What is Not a “Motor Vehicle” The definition of “motor vehicle” explicitly excludes the following: –a street car or other vehicle running only upon rails –a farm tractor –an implement of husbandry –a machine acquired for use or used as a road-building machine –a craft intended primarily for use in the air or in or upon the water These goods can still be “equipment normally used in more than one jurisdiction” - however, would only have to be registered as “Equipment”. I.E. WOULD NOT HAVE TO COMPLY WITH THE PPSA’S REQUIREMENTS FOR REGISTERING MOTOR VEHICLES.

Collateral Classifications Goods that are normally used in more than one jurisdiction which constitute equipment. Goods that are normally used in more than one jurisdiction which constitute inventory leased or held for lease by a debtor to others [i.e. not inventory that is SOLD to others]. Therefore, secured party must register against debtor under one or more of the following collateral classifications: “Equipment”, “Inventory” and “Motor Vehicles Included”.

Location of Debtor Section 7(4): For the purpose of this section [7], a debtor shall be deemed to be located at –the debtor’s place of business if there is one, –at the debtor’s chief executive office if there is more than one place of business, and –otherwise at the debtor’s principal place of residence.

Multiple Places of Business Very often when dealing with large corporations or businesses, they will have more than one place of business: therefore, it is necessary to determine where their “chief executive office” is located in order to figure out where to register a security interest in movable property. There has been very little judicial consideration in Canada of what is meant by a debtor’s “chief executive office”. It is very much a case-by-case, factual determination.

Chief Executive Office Indicia Where is the corporation’s head office located? Where are all of the substantial administrative, management and executive functions of the corporation located? Where is the registered office of the corporation located? Where are the substantial auditing and bookkeeping functions of the corporation located?  Where are the principal books and records of the corporation located?  Which location is given as the corporation’s address in its material agreements, contracts or other instruments?

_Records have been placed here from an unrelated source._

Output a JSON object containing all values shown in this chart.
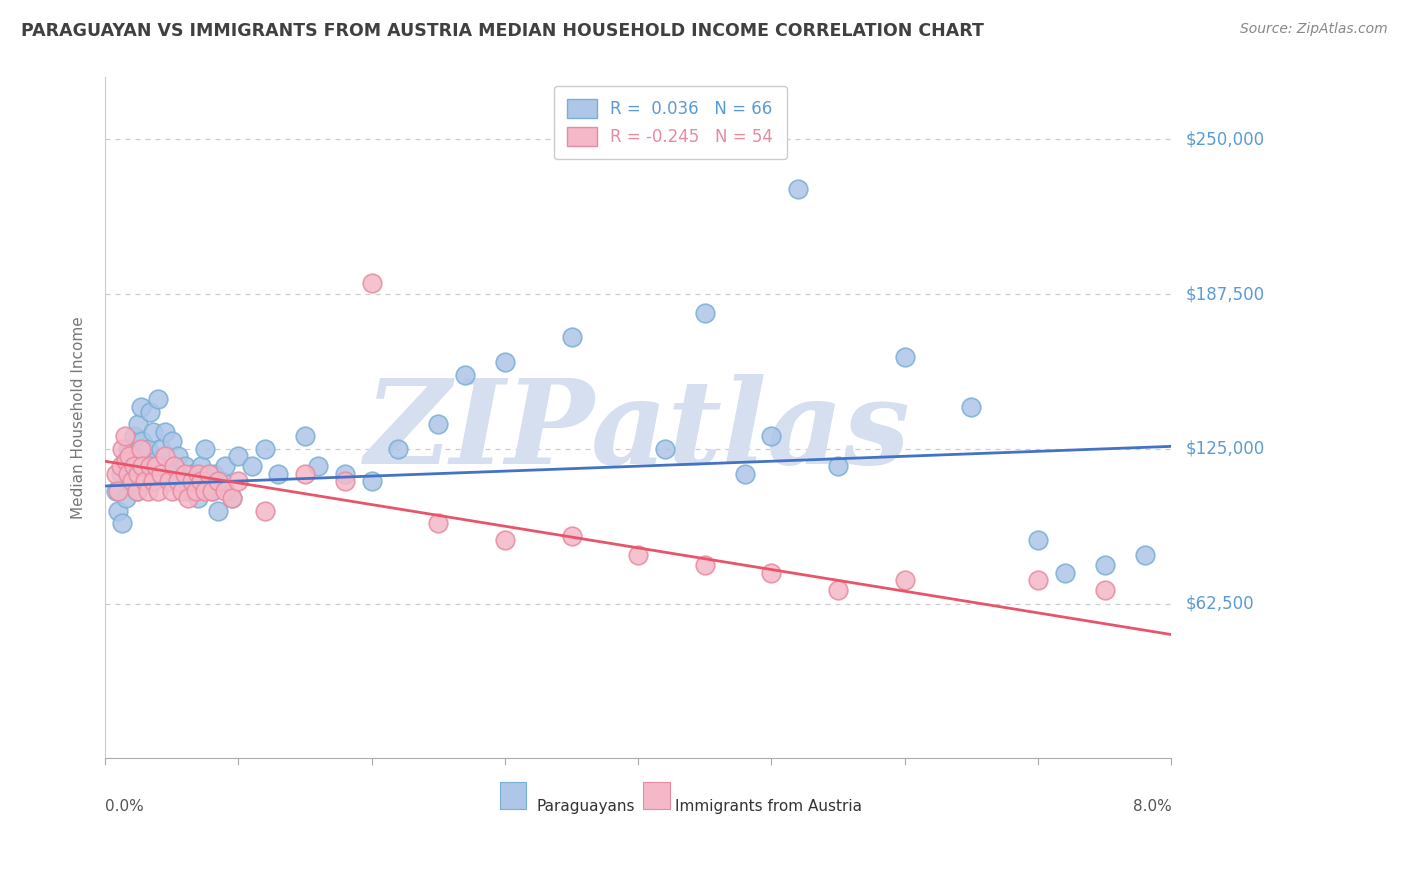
{
  "title": "PARAGUAYAN VS IMMIGRANTS FROM AUSTRIA MEDIAN HOUSEHOLD INCOME CORRELATION CHART",
  "source": "Source: ZipAtlas.com",
  "ylabel": "Median Household Income",
  "yticks": [
    0,
    62500,
    125000,
    187500,
    250000
  ],
  "ytick_labels": [
    "",
    "$62,500",
    "$125,000",
    "$187,500",
    "$250,000"
  ],
  "xlim": [
    0.0,
    8.0
  ],
  "ylim": [
    0,
    275000
  ],
  "blue_R": 0.036,
  "blue_N": 66,
  "pink_R": -0.245,
  "pink_N": 54,
  "blue_dot_color": "#aec6e8",
  "pink_dot_color": "#f4b8c8",
  "blue_edge_color": "#7aafd4",
  "pink_edge_color": "#e88aa0",
  "blue_line_color": "#4472c4",
  "pink_line_color": "#e8556a",
  "watermark": "ZIPatlas",
  "watermark_color": "#d5dff0",
  "title_color": "#404040",
  "source_color": "#888888",
  "axis_tick_color": "#5b9bd5",
  "legend_label1": "Paraguayans",
  "legend_label2": "Immigrants from Austria",
  "blue_line_y0": 110000,
  "blue_line_y1": 126000,
  "pink_line_y0": 120000,
  "pink_line_y1": 50000,
  "blue_x": [
    0.08,
    0.1,
    0.12,
    0.13,
    0.15,
    0.16,
    0.17,
    0.18,
    0.2,
    0.22,
    0.24,
    0.25,
    0.27,
    0.28,
    0.3,
    0.32,
    0.34,
    0.36,
    0.38,
    0.4,
    0.42,
    0.45,
    0.48,
    0.5,
    0.52,
    0.55,
    0.58,
    0.6,
    0.62,
    0.65,
    0.68,
    0.7,
    0.72,
    0.75,
    0.78,
    0.8,
    0.82,
    0.85,
    0.88,
    0.9,
    0.95,
    1.0,
    1.1,
    1.2,
    1.3,
    1.5,
    1.6,
    1.8,
    2.0,
    2.2,
    2.5,
    2.7,
    3.0,
    3.5,
    4.2,
    4.8,
    5.0,
    5.2,
    5.5,
    6.0,
    6.5,
    7.0,
    7.2,
    7.5,
    4.5,
    7.8
  ],
  "blue_y": [
    108000,
    100000,
    115000,
    95000,
    120000,
    105000,
    125000,
    112000,
    118000,
    130000,
    108000,
    135000,
    142000,
    128000,
    118000,
    125000,
    140000,
    132000,
    120000,
    145000,
    125000,
    132000,
    115000,
    128000,
    118000,
    122000,
    112000,
    118000,
    108000,
    115000,
    112000,
    105000,
    118000,
    125000,
    112000,
    108000,
    115000,
    100000,
    112000,
    118000,
    105000,
    122000,
    118000,
    125000,
    115000,
    130000,
    118000,
    115000,
    112000,
    125000,
    135000,
    155000,
    160000,
    170000,
    125000,
    115000,
    130000,
    230000,
    118000,
    162000,
    142000,
    88000,
    75000,
    78000,
    180000,
    82000
  ],
  "pink_x": [
    0.08,
    0.1,
    0.12,
    0.13,
    0.15,
    0.16,
    0.17,
    0.18,
    0.2,
    0.22,
    0.24,
    0.25,
    0.27,
    0.28,
    0.3,
    0.32,
    0.34,
    0.36,
    0.38,
    0.4,
    0.42,
    0.45,
    0.48,
    0.5,
    0.52,
    0.55,
    0.58,
    0.6,
    0.62,
    0.65,
    0.68,
    0.7,
    0.72,
    0.75,
    0.78,
    0.8,
    0.85,
    0.9,
    0.95,
    1.0,
    1.2,
    1.5,
    1.8,
    2.0,
    2.5,
    3.0,
    3.5,
    4.0,
    4.5,
    5.0,
    5.5,
    6.0,
    7.0,
    7.5
  ],
  "pink_y": [
    115000,
    108000,
    118000,
    125000,
    130000,
    120000,
    115000,
    122000,
    112000,
    118000,
    108000,
    115000,
    125000,
    118000,
    112000,
    108000,
    118000,
    112000,
    118000,
    108000,
    115000,
    122000,
    112000,
    108000,
    118000,
    112000,
    108000,
    115000,
    105000,
    112000,
    108000,
    115000,
    112000,
    108000,
    115000,
    108000,
    112000,
    108000,
    105000,
    112000,
    100000,
    115000,
    112000,
    192000,
    95000,
    88000,
    90000,
    82000,
    78000,
    75000,
    68000,
    72000,
    72000,
    68000
  ]
}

Location of Debtor: Other Issues In Quebec, the conflict of law rule for determining perfection of security interests in movable equipment is based on the domicile of the debtor, which is deemed to be the jurisdiction in which its registered office is located. If the debtor moves its chief executive office to Ontario or another PPSA jurisdiction, this can create ambiguities. The UCC now has the same rule for corporations registered in the U.S. and therefore has the potential for the same problem. BOTTOM LINE: WHEN IN DOUBT, REGISTER IN BOTH JURISDICTIONS.

Change of Debtor’s Location Under section 7(2) of the PPSA, if a debtor changes its location from another jurisdiction to Ontario, then a perfected security interest in the movable goods continues perfected in Ontario if it is perfected in Ontario (a)within sixty (60) days from the day the debtor changes its location; (b)within fifteen (15) days from the day the secured party receives notice that the debtor has changed location; or (c)prior to the day that perfection ceases under the law of the jurisdiction in which the debtor was previously located, whichever is the earliest.